16 sept. 1749
Je voudrais que mad. du Chatelet fît des enfants aussi vite que vous des tragédies.
Je suis sûr que vous y réussirez parfaitement, mais vous m'avouerez qu'à la fin votre théâtre français se lassera de cette monotonie de l'amour qu'on retrouve à chaque tragédie. Les Grecs avaient moins de pièces de théâtre que les Français et plus de différentes passions. Ils remplissaient à l'aide de peu d'acteurs une pièce simple qui était d'autant plus intéressante que l'intérêt ne s'y trouvait pas divisé. Les flèches d'Achille entre les mains de Filoctete que veut lui enlever Ulisse fournissent un sujet à Sofocle qui devient intéressant et sublime par la façon dont il le manie. Je voudrais que vos Français ne fussent point gênés par le nombre d'actes. C'est ce qui donne lieu à ces épisodes inutiles et à ces amours collatéraux qui entrent dans leurs pièces uniquement pour les allonger. J'avoue que les sujets simples demandent plus d'imagination et plus de génie que les compliqués et c'est pourquoi les persones de génie n'en devraient choisir que de ce genre. Je me flatte que vous ne travaillerez pas uniquement ici à votre Electre et que vous aurez bien quelques moments de reste pour la Pucele, pour l'histoire de Louis 14 et pour me donner des leçons. J'en ai d'autant plus besoin qu'il m'arrive souvent d'enrichir votre langue très incorrectement. Je voudrais non seulement qu'elle fût plus abondante mais encore qu'on pût faire rimer ensemble des mots que le bon sens unit si bien. Puisqu'on dit mourir subitement il me semble qu'on peut aussi dire subit dans ses résolutions si ce n'est que l'usage n'établisse qu'on se serve du mot prompt. Je voudrais qu'on augmentât votre langue en faisant dériver les mots nouveaux de certains verbes que le caprice a rendus stables. On dit par exemple haine et l'on ne saurait dire un homme haineux. Cependant riche a fait richard sans qu'on y trouvât à redire. C'est une matière sur laquelle j'attends vos oracles et vos décisions.
Vous avez bien affligé le pauvre D'Argent en lui imputant des choses qu'il n'a jamais faites et dont il est incapable. Je ne sais où vous avez pu trouver des choses offensantes dans ses livres, où vous êtes loué à chaque page.

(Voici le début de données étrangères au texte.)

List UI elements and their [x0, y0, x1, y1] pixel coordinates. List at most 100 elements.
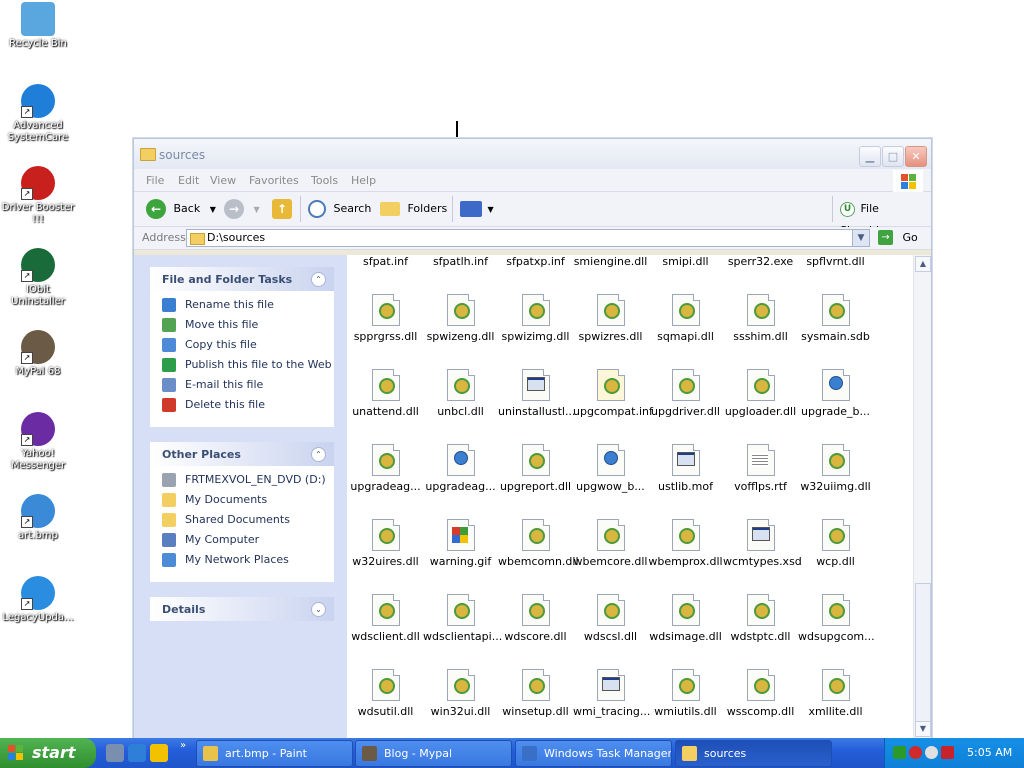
place-dvd-drive[interactable]: FRTMEXVOL_EN_DVD (D:)	[150, 470, 334, 490]
desktop-icon[interactable]: ↗ art.bmp	[0, 494, 76, 542]
folders-button[interactable]: Folders	[380, 198, 447, 220]
file-item[interactable]: upgrade_b...	[798, 369, 873, 418]
file-item[interactable]: wdsutil.dll	[348, 669, 423, 718]
file-item[interactable]: wdsimage.dll	[648, 594, 723, 643]
file-item[interactable]: upgradeag...	[348, 444, 423, 493]
file-item[interactable]: wbemcore.dll	[573, 519, 648, 568]
file-item[interactable]: w32uiimg.dll	[798, 444, 873, 493]
file-item[interactable]: wdscsl.dll	[573, 594, 648, 643]
up-folder-button[interactable]: ↑	[272, 198, 292, 220]
other-places-header[interactable]: Other Places ⌃	[150, 442, 334, 466]
tray-shield-icon[interactable]	[941, 746, 954, 759]
file-item[interactable]: spwizeng.dll	[423, 294, 498, 343]
task-copy[interactable]: Copy this file	[150, 335, 334, 355]
scrollbar-thumb[interactable]	[915, 583, 931, 723]
file-item[interactable]: xmllite.dll	[798, 669, 873, 718]
collapse-icon[interactable]: ⌃	[311, 272, 326, 287]
tray-app-icon[interactable]	[893, 746, 906, 759]
file-item[interactable]: upgreport.dll	[498, 444, 573, 493]
file-item[interactable]: wbemprox.dll	[648, 519, 723, 568]
place-my-computer[interactable]: My Computer	[150, 530, 334, 550]
taskbar-button-paint[interactable]: art.bmp - Paint	[196, 740, 353, 767]
file-item[interactable]: spprgrss.dll	[348, 294, 423, 343]
file-item[interactable]: wdsclientapi...	[423, 594, 502, 643]
file-item[interactable]: smipi.dll	[648, 255, 723, 268]
menu-view[interactable]: View	[210, 174, 236, 187]
maximize-button[interactable]: □	[882, 146, 904, 167]
views-button[interactable]: ▼	[460, 198, 494, 220]
desktop-icon[interactable]: Recycle Bin	[0, 2, 76, 50]
title-bar[interactable]: sources ▁ □ ✕	[134, 139, 931, 169]
taskbar-button-task-manager[interactable]: Windows Task Manager	[515, 740, 672, 767]
file-shredder-button[interactable]: U File Shredder	[840, 198, 931, 237]
place-shared-documents[interactable]: Shared Documents	[150, 510, 334, 530]
back-dropdown-icon[interactable]: ▼	[210, 205, 216, 214]
desktop-icon[interactable]: ↗ MyPal 68	[0, 330, 76, 378]
file-item[interactable]: sfpat.inf	[348, 255, 423, 268]
show-desktop-icon[interactable]	[106, 744, 124, 762]
file-item[interactable]: wdstptc.dll	[723, 594, 798, 643]
desktop-icon[interactable]: ↗ Driver Booster !!!	[0, 166, 76, 226]
collapse-icon[interactable]: ⌃	[311, 447, 326, 462]
task-delete[interactable]: Delete this file	[150, 395, 334, 415]
address-input[interactable]: D:\sources	[186, 229, 870, 247]
scroll-up-icon[interactable]: ▲	[915, 256, 931, 272]
file-item[interactable]: uninstallustl...	[498, 369, 575, 418]
file-item[interactable]: unattend.dll	[348, 369, 423, 418]
file-item[interactable]: warning.gif	[423, 519, 498, 568]
file-item[interactable]: wmiutils.dll	[648, 669, 723, 718]
file-item[interactable]: upgcompat.inf	[573, 369, 653, 418]
file-item[interactable]: sfpatxp.inf	[498, 255, 573, 268]
file-item[interactable]: upgradeag...	[423, 444, 498, 493]
file-item[interactable]: wmi_tracing...	[573, 669, 650, 718]
forward-button[interactable]: → ▼	[224, 198, 260, 220]
place-my-documents[interactable]: My Documents	[150, 490, 334, 510]
menu-help[interactable]: Help	[351, 174, 376, 187]
desktop-icon[interactable]: ↗ LegacyUpda...	[0, 576, 76, 624]
menu-file[interactable]: File	[146, 174, 164, 187]
forward-dropdown-icon[interactable]: ▼	[254, 205, 260, 214]
file-item[interactable]: unbcl.dll	[423, 369, 498, 418]
taskbar-button-folder[interactable]: sources	[675, 740, 832, 767]
file-item[interactable]: spwizimg.dll	[498, 294, 573, 343]
file-folder-tasks-header[interactable]: File and Folder Tasks ⌃	[150, 267, 334, 291]
vertical-scrollbar[interactable]: ▲ ▼	[913, 255, 931, 739]
file-item[interactable]: sqmapi.dll	[648, 294, 723, 343]
task-publish-web[interactable]: Publish this file to the Web	[150, 355, 334, 375]
details-header[interactable]: Details ⌄	[150, 597, 334, 621]
task-move[interactable]: Move this file	[150, 315, 334, 335]
file-item[interactable]: wdsupgcom...	[798, 594, 875, 643]
file-item[interactable]: wcp.dll	[798, 519, 873, 568]
place-network-places[interactable]: My Network Places	[150, 550, 334, 570]
file-item[interactable]: vofflps.rtf	[723, 444, 798, 493]
address-dropdown-icon[interactable]: ▼	[852, 229, 870, 247]
menu-tools[interactable]: Tools	[311, 174, 338, 187]
file-item[interactable]: winsetup.dll	[498, 669, 573, 718]
messenger-icon[interactable]	[150, 744, 168, 762]
start-button[interactable]: start	[0, 738, 96, 768]
desktop-icon[interactable]: ↗ Yahoo! Messenger	[0, 412, 76, 472]
file-item[interactable]: sperr32.exe	[723, 255, 798, 268]
views-dropdown-icon[interactable]: ▼	[488, 205, 494, 214]
go-button[interactable]: → Go	[878, 230, 918, 245]
desktop-icon[interactable]: ↗ IObit Uninstaller	[0, 248, 76, 308]
taskbar-button-mypal[interactable]: Blog - Mypal	[355, 740, 512, 767]
file-item[interactable]: sfpatlh.inf	[423, 255, 498, 268]
tray-volume-icon[interactable]	[925, 746, 938, 759]
file-item[interactable]: wbemcomn.dll	[498, 519, 579, 568]
file-item[interactable]: upgloader.dll	[723, 369, 798, 418]
file-item[interactable]: wdsclient.dll	[348, 594, 423, 643]
task-email[interactable]: E-mail this file	[150, 375, 334, 395]
minimize-button[interactable]: ▁	[859, 146, 881, 167]
desktop-icon[interactable]: ↗ Advanced SystemCare	[0, 84, 76, 144]
file-item[interactable]: smiengine.dll	[573, 255, 648, 268]
file-item[interactable]: wdscore.dll	[498, 594, 573, 643]
menu-edit[interactable]: Edit	[178, 174, 199, 187]
quick-launch-chevron-icon[interactable]: »	[180, 740, 186, 751]
ie-icon[interactable]	[128, 744, 146, 762]
file-item[interactable]: ustlib.mof	[648, 444, 723, 493]
file-item[interactable]: upgdriver.dll	[648, 369, 723, 418]
file-item[interactable]: win32ui.dll	[423, 669, 498, 718]
expand-icon[interactable]: ⌄	[311, 602, 326, 617]
file-item[interactable]: ssshim.dll	[723, 294, 798, 343]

Si le roi Stanislas est mécontent de l'Anti-Machiavel, je le lui sacrifie de bon cœur. C'est un ouvrage de ma jeunesse dont je ne suis nullement content, un style de déclamateur et qui sent trop son écolier. Si j'avais à le refaire l'ouvrage serait plus mesuré, plus laconique et plus sage. Vous me demandez l'ordre pour le mérite qui est précisément ici ce qu'est la croix de st Louis en France. C'est un ordre militaire qui ne peut se donner à des étrangers. Je l'ai refusé à des gens de la première condition d'Allemagne par cette raison et je ne peux pas faire un pont aux autres en le donnant à des étrangers. Je m'étonne qu'un philosophe comme vous pense à de pareilles bagatelles. Les chevaliers de la toison d'or refusent tous les autres ordres, et vous grand croix d'Apollon vous vous avisez de me demander le mien? Si vous étiez duc et pair ou même prince du sang cela ne vous ferait pas autant d'honneur que d'avoir fait la Henriade. Dans 50 ans on ne saura plus qu'il y a eu un comte de Charolais, un duc de Gevres, quand on lira avec plaisir votre poème, et que votre nom passera comme celui de Virgile aux siècles les plus reculés. Je m'étonne qu'ayant tout lieu d'être content de la réputation que vous vous êtes acquise vous puissiez penser à des bagatelles, avoir trop [de] sensibilité pour les critiques de vos ennemis tandis que vous travaillez toute votre vie à vous faire des envieux. Si vous venez ici je vous promets de vous rendre en philosophie tout ce que vous me donnerez en élocution et en pureté. Il n'y a que la philosophie qui puisse nous rendre heureux. Je ne parle point de celle qui consiste dans des nombres ou dans des observations mais de celle qui nous détrompe de nos erreurs et qui peut nous procurer la tranquillité de l'âme sans laquelle il n'y a aucun bonheur dans ce monde. Adieu, souvenez vous que le quart d'heure de Rabelais va sonner. Nous avons le 16 de 7bre, nous touchons au mois d'octobre et il serait bien singulier que le roi Stanislas qui n'a jamais abusé de son pouvoir s'en avisât pour vous tyranniser.